Tuesday, April 14, 2009

Egypt: Egyptian police search Sinai for Hezbollah cell planning attacks against Israeli tourists

Egyptian police searched a mountainous part of the Sinai peninsula, Monday, trying to find 13 men thought to belong to a Hezbollah cell planning attacks against Israeli tourists. The search was launched after authorities interrogated 49 suspects now under arrest.

The Sinai coastal region near the Israeli border, including the Red Sea resort towns of Taba and Nuweiba, is a popular destination for Israelis. An Israeli man was reportedly stabbed in Nuweiba by a Libyan worker, Monday.

Top Egyptian security officials indicated last week they had arrested and were interrogating suspects with alleged ties to a Hezbollah terror cell believed to be operating inside the country.

Hezbollah leader Sheikh Hassan Nasrallah confirmed that one of those arrested, thought to be a ringleader, belonged to his group, but he denied planning attacks inside Egypt.

Egyptian police say the 49 suspects include Lebanese, Palestinians, Syrians, Sudanese and Egyptians.

Sheikh Nasrallah sparked a row with Egypt in January when he accused President Hosni Mubarak of having given Israel a "green light to attack Gaza." He also told Egypt, in his words, to "go to hell," during a speech Friday.

The Egyptian press, quoting Prime Minister Ahmed Nazif, ran the banner headline Monday, "Egyptian security is a red line which must not be crossed."

Egyptian political commentator Abdel Moneim Said of the Ahram Center for Political and Strategic Studies accused Nasrallah of smuggling arms into Egypt from Sudan.

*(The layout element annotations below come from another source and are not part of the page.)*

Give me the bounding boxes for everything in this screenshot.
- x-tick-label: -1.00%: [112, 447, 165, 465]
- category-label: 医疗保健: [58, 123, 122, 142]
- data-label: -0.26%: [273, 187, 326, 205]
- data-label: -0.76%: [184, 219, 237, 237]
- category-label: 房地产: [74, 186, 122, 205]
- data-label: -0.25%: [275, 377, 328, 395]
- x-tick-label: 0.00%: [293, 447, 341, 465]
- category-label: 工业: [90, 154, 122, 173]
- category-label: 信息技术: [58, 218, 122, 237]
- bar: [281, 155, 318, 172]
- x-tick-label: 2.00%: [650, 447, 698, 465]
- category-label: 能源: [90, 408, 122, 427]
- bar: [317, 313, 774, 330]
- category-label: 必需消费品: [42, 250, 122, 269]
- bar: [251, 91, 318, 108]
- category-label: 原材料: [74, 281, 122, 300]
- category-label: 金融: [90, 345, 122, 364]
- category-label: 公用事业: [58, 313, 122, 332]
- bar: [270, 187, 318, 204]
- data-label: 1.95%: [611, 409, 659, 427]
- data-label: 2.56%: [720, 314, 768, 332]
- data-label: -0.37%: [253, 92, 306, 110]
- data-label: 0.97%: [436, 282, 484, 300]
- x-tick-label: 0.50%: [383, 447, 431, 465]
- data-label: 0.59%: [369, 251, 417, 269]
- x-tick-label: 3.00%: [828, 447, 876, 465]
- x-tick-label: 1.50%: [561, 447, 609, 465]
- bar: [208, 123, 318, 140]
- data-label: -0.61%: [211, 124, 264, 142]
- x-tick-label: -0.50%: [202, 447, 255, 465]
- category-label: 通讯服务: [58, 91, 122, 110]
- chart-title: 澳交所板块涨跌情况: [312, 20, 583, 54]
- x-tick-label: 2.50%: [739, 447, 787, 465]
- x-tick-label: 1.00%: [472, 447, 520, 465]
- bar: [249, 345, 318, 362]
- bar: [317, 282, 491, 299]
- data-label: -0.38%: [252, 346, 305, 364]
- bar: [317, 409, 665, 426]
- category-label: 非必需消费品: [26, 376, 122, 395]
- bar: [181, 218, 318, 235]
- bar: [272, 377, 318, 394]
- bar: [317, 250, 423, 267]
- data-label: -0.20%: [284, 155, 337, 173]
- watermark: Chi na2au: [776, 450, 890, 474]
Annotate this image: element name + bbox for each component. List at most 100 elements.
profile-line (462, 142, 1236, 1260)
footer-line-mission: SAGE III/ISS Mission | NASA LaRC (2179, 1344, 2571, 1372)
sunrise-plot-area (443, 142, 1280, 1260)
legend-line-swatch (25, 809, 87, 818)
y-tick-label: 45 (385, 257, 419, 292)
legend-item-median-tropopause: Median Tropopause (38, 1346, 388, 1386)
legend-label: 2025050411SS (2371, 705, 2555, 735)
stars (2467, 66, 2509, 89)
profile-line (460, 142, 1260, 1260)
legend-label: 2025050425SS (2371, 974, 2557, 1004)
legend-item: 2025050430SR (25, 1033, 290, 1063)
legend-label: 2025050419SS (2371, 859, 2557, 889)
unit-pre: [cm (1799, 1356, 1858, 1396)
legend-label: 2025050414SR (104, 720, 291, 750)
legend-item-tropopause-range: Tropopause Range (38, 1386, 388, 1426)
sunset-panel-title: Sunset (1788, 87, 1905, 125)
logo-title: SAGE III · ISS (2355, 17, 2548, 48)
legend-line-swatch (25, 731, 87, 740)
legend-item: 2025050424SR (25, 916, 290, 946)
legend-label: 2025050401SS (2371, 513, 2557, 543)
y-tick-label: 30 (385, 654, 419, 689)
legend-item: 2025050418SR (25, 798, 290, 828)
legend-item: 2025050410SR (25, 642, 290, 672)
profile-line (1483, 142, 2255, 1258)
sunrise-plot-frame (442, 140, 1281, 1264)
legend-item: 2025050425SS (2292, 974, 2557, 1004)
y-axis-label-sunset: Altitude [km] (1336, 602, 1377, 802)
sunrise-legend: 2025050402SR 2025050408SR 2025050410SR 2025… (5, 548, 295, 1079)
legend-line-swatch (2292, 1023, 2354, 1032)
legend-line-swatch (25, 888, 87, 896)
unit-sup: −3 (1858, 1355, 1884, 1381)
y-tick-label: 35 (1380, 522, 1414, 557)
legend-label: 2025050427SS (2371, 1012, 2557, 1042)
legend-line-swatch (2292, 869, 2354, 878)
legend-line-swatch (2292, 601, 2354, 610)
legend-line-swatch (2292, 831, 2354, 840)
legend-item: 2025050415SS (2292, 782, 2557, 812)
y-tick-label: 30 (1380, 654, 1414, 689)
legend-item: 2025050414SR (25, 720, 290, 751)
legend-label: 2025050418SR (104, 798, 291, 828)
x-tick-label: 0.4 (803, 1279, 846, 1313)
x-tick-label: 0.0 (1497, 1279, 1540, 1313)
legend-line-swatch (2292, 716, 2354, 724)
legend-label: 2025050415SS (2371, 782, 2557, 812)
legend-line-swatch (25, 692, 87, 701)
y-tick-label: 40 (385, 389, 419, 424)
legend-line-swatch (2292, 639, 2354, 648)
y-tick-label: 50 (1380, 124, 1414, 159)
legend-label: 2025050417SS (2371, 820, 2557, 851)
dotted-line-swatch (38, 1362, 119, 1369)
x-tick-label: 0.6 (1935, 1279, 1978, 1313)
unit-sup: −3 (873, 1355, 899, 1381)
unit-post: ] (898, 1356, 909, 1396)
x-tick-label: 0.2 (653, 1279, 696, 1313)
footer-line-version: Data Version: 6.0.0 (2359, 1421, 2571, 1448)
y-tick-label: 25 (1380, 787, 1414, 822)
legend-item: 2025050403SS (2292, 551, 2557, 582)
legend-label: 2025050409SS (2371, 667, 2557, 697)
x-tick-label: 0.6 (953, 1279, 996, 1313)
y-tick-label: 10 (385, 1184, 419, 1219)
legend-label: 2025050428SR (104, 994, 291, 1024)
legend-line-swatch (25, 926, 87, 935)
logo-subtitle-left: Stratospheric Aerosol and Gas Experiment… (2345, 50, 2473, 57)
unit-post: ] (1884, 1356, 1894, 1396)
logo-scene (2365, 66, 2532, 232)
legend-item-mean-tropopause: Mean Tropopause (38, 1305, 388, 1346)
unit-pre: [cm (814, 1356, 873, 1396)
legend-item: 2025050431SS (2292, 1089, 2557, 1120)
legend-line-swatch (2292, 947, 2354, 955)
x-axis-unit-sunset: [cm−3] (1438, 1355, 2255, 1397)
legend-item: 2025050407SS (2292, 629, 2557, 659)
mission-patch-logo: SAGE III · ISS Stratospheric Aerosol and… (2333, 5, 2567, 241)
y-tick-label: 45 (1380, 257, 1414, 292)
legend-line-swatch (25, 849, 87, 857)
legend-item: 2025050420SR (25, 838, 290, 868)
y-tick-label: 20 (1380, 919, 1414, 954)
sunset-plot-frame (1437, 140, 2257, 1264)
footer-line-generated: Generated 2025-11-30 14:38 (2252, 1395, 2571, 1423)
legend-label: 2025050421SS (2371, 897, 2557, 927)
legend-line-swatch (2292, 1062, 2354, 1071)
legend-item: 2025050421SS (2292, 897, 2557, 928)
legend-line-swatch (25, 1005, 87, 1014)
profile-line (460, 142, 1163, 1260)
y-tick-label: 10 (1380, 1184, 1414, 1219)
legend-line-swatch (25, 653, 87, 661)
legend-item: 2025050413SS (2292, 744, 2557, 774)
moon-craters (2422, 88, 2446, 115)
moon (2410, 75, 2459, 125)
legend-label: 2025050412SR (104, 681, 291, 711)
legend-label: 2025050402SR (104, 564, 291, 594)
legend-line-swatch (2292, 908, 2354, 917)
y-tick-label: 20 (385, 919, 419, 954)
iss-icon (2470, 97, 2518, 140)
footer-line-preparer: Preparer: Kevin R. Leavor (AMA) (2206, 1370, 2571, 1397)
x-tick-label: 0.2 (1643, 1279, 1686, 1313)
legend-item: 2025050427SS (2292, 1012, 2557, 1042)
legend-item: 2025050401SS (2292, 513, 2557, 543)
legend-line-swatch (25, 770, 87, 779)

He says Nasrallah is pretending that all he was doing was sending arms and supplies to Hamas in Gaza, which in and of itself is illegal. But the truth lies elsewhere, he argues. Why create cells in the Red Sea area, in Suez, or in Upper Egypt? It's all tied to the smuggling of arms from Sudan into Egypt.

Unconfirmed reports say Israel bombed a convoy of 17 trucks, loads with arms, near the Sudanese town of Port Sudan in January. The trucks were allegedly carrying munitions from Iran via Sudan, to be smuggled into Egypt and on to Gaza.

Paul Salem, who heads the Beirut-based Carnegie Center for Peace in the Middle East, thinks that Egyptian accusations against Hezbollah are part of a regional clash between moderate Arab states, including Egypt and Saudi Arabia, and Iran, which backs Hezbollah.

"It's a rather serious accusation that puts Hezbollah in a fairly hot seat, and I think it also puts Iran in a fairly hot seat," said Salem. "It comes at a significant time in the sense that we are seeing a serious rapprochement between the so-called Arab moderates with Syria and the Egyptians and Syria, as well. At the same time, we see an escalation between Egypt and Iran, with Hezbollah being the proxy."

Salem notes that Saudi Foreign Minister Saud al Faisal lambasted Iran during a recent speech, indicating the country was a threat to the region. At the same time, the Saudis and other Arab states are reaching out to Syria, in hopes of driving a wedge between Damascus and Iran.